Over the last few years, non-pharmacological approaches have been generating interest from people and healthcare teams. Techniques like hypnosis and VR are being investigated in numerous studies and present a different way to perceive medical advances. This scoping review underlines the importance of hypnosis, VR, and VRH to reduce pain in patients and healthy volunteers. Although VR pain distraction is now well-documented and commonly used in commercial, scientific, and clinical fields; VRH is far from being as widespread as the distractive version of VR reported in the literature. This scoping review showed that a few studies investigated VRH for modulation of pain. On the 8 studies, 6 are clinical studies and 2 are randomized controlled trials on healthy subjects. Only these two have a large sample (n=120, n=103), 5 are clinical study cases or case series from 1 to 13 patients and one is prospective randomized on 20 patients. Among these 8 studies, heterogeneous results on pain were found: globally, results showed that all three techniques (VR, hypnosis and VRH) are able to reduce pain. However, positive results are not consistent for all patients all the days and we cannot affirm that VR added value to hypnosis when they are combined. It is now necessary to elaborate additional randomized and controlled research paradigms in order to understand the effects on the subject’s phenomenology, cognition, perception and clinical application.

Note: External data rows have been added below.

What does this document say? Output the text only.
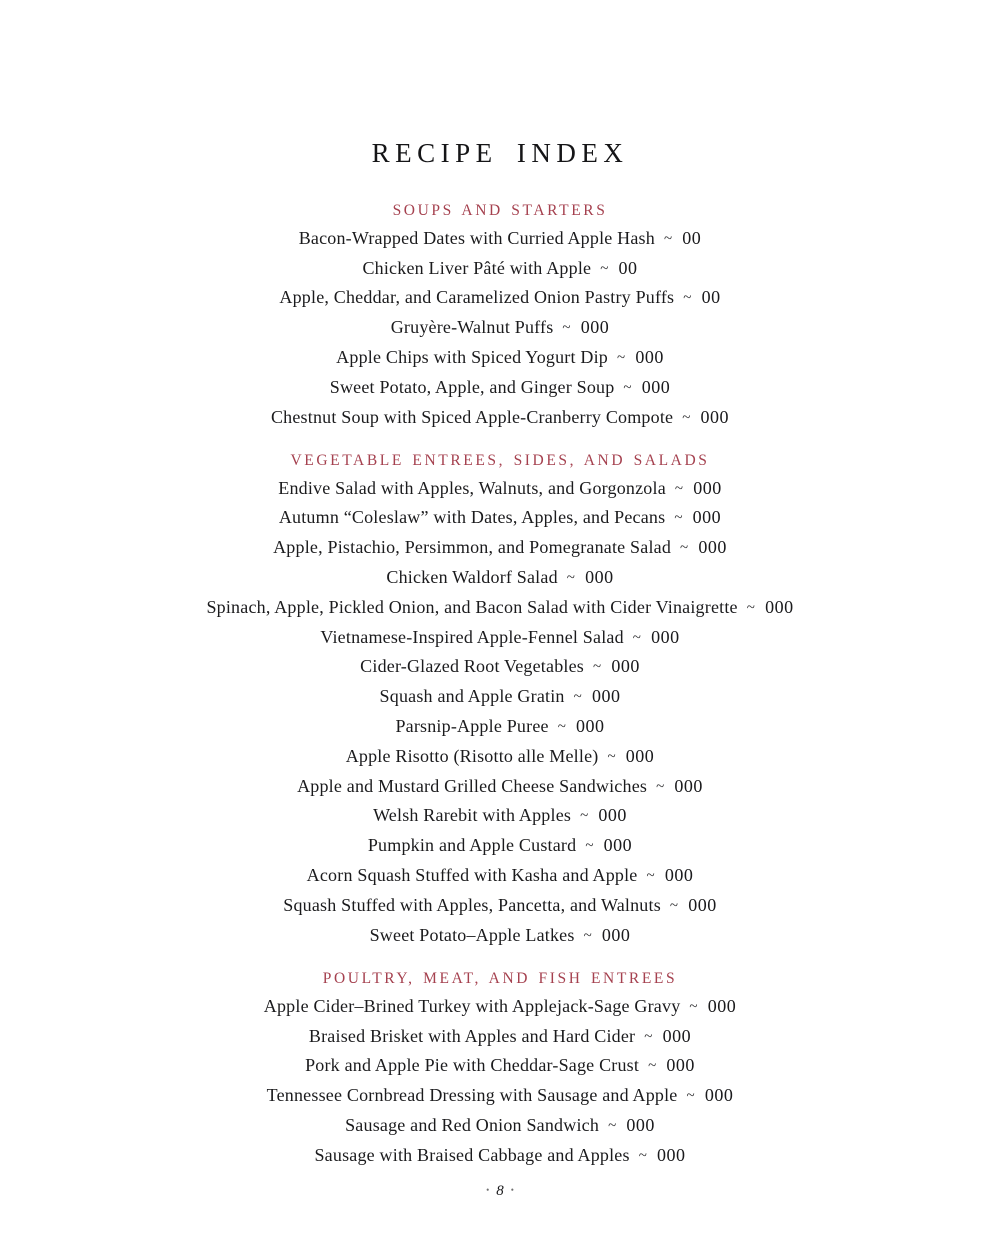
RECIPE INDEX
SOUPS AND STARTERS
Bacon-Wrapped Dates with Curried Apple Hash ~ 00
Chicken Liver Pâté with Apple ~ 00
Apple, Cheddar, and Caramelized Onion Pastry Puffs ~ 00
Gruyère-Walnut Puffs ~ 000
Apple Chips with Spiced Yogurt Dip ~ 000
Sweet Potato, Apple, and Ginger Soup ~ 000
Chestnut Soup with Spiced Apple-Cranberry Compote ~ 000
VEGETABLE ENTREES, SIDES, AND SALADS
Endive Salad with Apples, Walnuts, and Gorgonzola ~ 000
Autumn “Coleslaw” with Dates, Apples, and Pecans ~ 000
Apple, Pistachio, Persimmon, and Pomegranate Salad ~ 000
Chicken Waldorf Salad ~ 000
Spinach, Apple, Pickled Onion, and Bacon Salad with Cider Vinaigrette ~ 000
Vietnamese-Inspired Apple-Fennel Salad ~ 000
Cider-Glazed Root Vegetables ~ 000
Squash and Apple Gratin ~ 000
Parsnip-Apple Puree ~ 000
Apple Risotto (Risotto alle Melle) ~ 000
Apple and Mustard Grilled Cheese Sandwiches ~ 000
Welsh Rarebit with Apples ~ 000
Pumpkin and Apple Custard ~ 000
Acorn Squash Stuffed with Kasha and Apple ~ 000
Squash Stuffed with Apples, Pancetta, and Walnuts ~ 000
Sweet Potato–Apple Latkes ~ 000
POULTRY, MEAT, AND FISH ENTREES
Apple Cider–Brined Turkey with Applejack-Sage Gravy ~ 000
Braised Brisket with Apples and Hard Cider ~ 000
Pork and Apple Pie with Cheddar-Sage Crust ~ 000
Tennessee Cornbread Dressing with Sausage and Apple ~ 000
Sausage and Red Onion Sandwich ~ 000
Sausage with Braised Cabbage and Apples ~ 000
• 8 •
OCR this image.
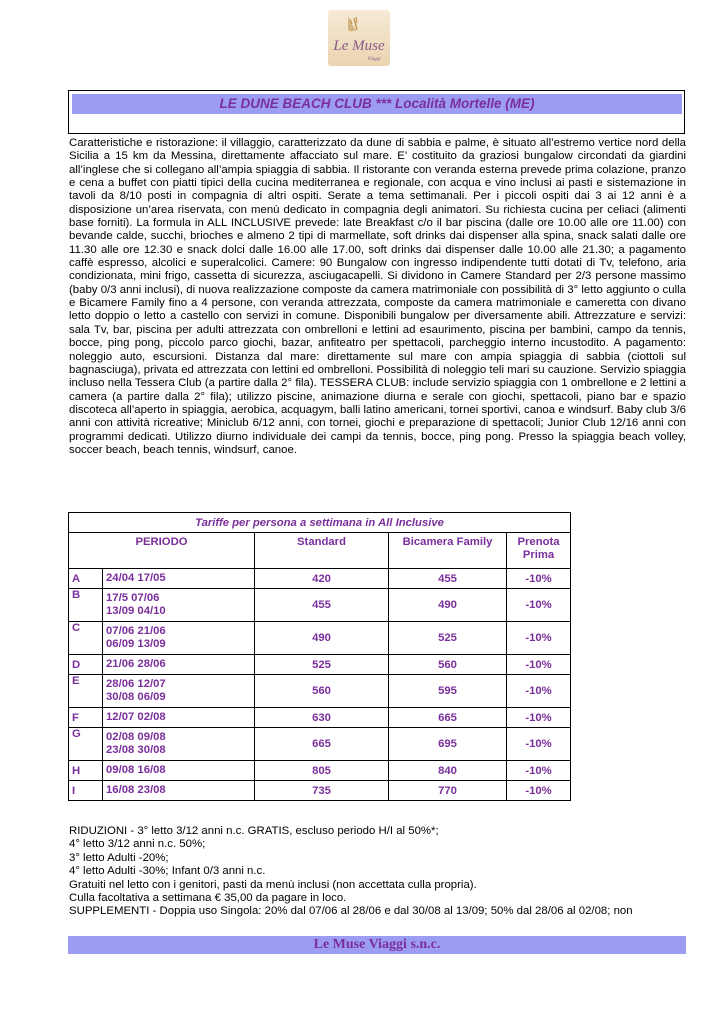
Le Muse
Viaggi
LE DUNE BEACH CLUB *** Località Mortelle (ME)

Caratteristiche e ristorazione: il villaggio, caratterizzato da dune di sabbia e palme, è situato all’estremo vertice nord della Sicilia a 15 km da Messina, direttamente affacciato sul mare. E’ costituito da graziosi bungalow circondati da giardini all’inglese che si collegano all’ampia spiaggia di sabbia. Il ristorante con veranda esterna prevede prima colazione, pranzo e cena a buffet con piatti tipici della cucina mediterranea e regionale, con acqua e vino inclusi ai pasti e sistemazione in tavoli da 8/10 posti in compagnia di altri ospiti. Serate a tema settimanali. Per i piccoli ospiti dai 3 ai 12 anni è a disposizione un’area riservata, con menù dedicato in compagnia degli animatori. Su richiesta cucina per celiaci (alimenti base forniti). La formula in ALL INCLUSIVE prevede: late Breakfast c/o il bar piscina (dalle ore 10.00 alle ore 11.00) con bevande calde, succhi, brioches e almeno 2 tipi di marmellate, soft drinks dai dispenser alla spina, snack salati dalle ore 11.30 alle ore 12.30 e snack dolci dalle 16.00 alle 17.00, soft drinks dai dispenser dalle 10.00 alle 21.30; a pagamento caffè espresso, alcolici e superalcolici. Camere: 90 Bungalow con ingresso indipendente tutti dotati di Tv, telefono, aria condizionata, mini frigo, cassetta di sicurezza, asciugacapelli. Si dividono in Camere Standard per 2/3 persone massimo (baby 0/3 anni inclusi), di nuova realizzazione composte da camera matrimoniale con possibilità di 3° letto aggiunto o culla e Bicamere Family fino a 4 persone, con veranda attrezzata, composte da camera matrimoniale e cameretta con divano letto doppio o letto a castello con servizi in comune. Disponibili bungalow per diversamente abili. Attrezzature e servizi: sala Tv, bar, piscina per adulti attrezzata con ombrelloni e lettini ad esaurimento, piscina per bambini, campo da tennis, bocce, ping pong, piccolo parco giochi, bazar, anfiteatro per spettacoli, parcheggio interno incustodito. A pagamento: noleggio auto, escursioni. Distanza dal mare: direttamente sul mare con ampia spiaggia di sabbia (ciottoli sul bagnasciuga), privata ed attrezzata con lettini ed ombrelloni. Possibilità di noleggio teli mari su cauzione. Servizio spiaggia incluso nella Tessera Club (a partire dalla 2° fila). TESSERA CLUB: include servizio spiaggia con 1 ombrellone e 2 lettini a camera (a partire dalla 2° fila); utilizzo piscine, animazione diurna e serale con giochi, spettacoli, piano bar e spazio discoteca all’aperto in spiaggia, aerobica, acquagym, balli latino americani, tornei sportivi, canoa e windsurf. Baby club 3/6 anni con attività ricreative; Miniclub 6/12 anni, con tornei, giochi e preparazione di spettacoli; Junior Club 12/16 anni con programmi dedicati. Utilizzo diurno individuale dei campi da tennis, bocce, ping pong. Presso la spiaggia beach volley, soccer beach, beach tennis, windsurf, canoe.

Tariffe per persona a settimana in All Inclusive				
PERIODO		Standard	Bicamera Family	Prenota
Prima
A	24/04 17/05	420	455	-10%
B	17/5 07/06
13/09 04/10	455	490	-10%
C	07/06 21/06
06/09 13/09	490	525	-10%
D	21/06 28/06	525	560	-10%
E	28/06 12/07
30/08 06/09	560	595	-10%
F	12/07 02/08	630	665	-10%
G	02/08 09/08
23/08 30/08	665	695	-10%
H	09/08 16/08	805	840	-10%
I	16/08 23/08	735	770	-10%
RIDUZIONI - 3° letto 3/12 anni n.c. GRATIS, escluso periodo H/I al 50%*;
4° letto 3/12 anni n.c. 50%;
3° letto Adulti -20%;
4° letto Adulti -30%; Infant 0/3 anni n.c.
Gratuiti nel letto con i genitori, pasti da menù inclusi (non accettata culla propria).
Culla facoltativa a settimana € 35,00 da pagare in loco.
SUPPLEMENTI - Doppia uso Singola: 20% dal 07/06 al 28/06 e dal 30/08 al 13/09; 50% dal 28/06 al 02/08; non
Le Muse Viaggi s.n.c.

Randomized studies that compare these non-pharmacological techniques to each other are very uncommon and would help to define the best practices for the use of VRH techniques in clinical medicine and management of pain.

Abbreviations

3D, Three Dimensions; BSPAS, Burn Specific Pain Anxiety Scale; GRS, Graphic Rating Scale (0–100); HGSHS Form A, Harvard Group Scale of Hypnotic Susceptibility; NRS, Numeric Rating Scale (0–10); PRJQ, Presence and Reality Judgement Questionnaire (36 items); SCHCS, Stanford Hypnotic Clinical Scale; TAS, Tellegen Absorption Scale; VDS, Verbal Descriptor Scale (6 descriptors); VR, Virtual Reality; VRH, Virtual Reality Hypnosis.

Acknowledgments

The study was supported by the University and University Hospital of Liège, “Plan National Cancer” of Belgium (grant number 138), Benoit Foundation (Bruxelles), the French Speaking Community Concerted Research Action (ARC - 06/11 - 340), the Belgian National Funds for Scientific Research (FRS-FNRS), Human Brain Project (EU-H2020-fetflagshiphbp-sga1-ga720270), the Luminous project (EU-H2020-fetopen-ga686764), Wallonie-Bruxelles International, the James McDonnell Foundation, Mind Science Foundation, IAP research network P7/06 of the Belgian Government (Belgian Science Policy), the European Commission, the Public Utility Foundation “Université Européenne du Travail,” “Fondazione Europea di Ricerca Biomedica,” and the Bial Foundation. Steven Laureys is research director at FRS-FNRS.

Disclosure

Marie-Elisabeth Faymonville is part of a scientific board of Oncomfort society. The authors report no other conflicts of interest in this work.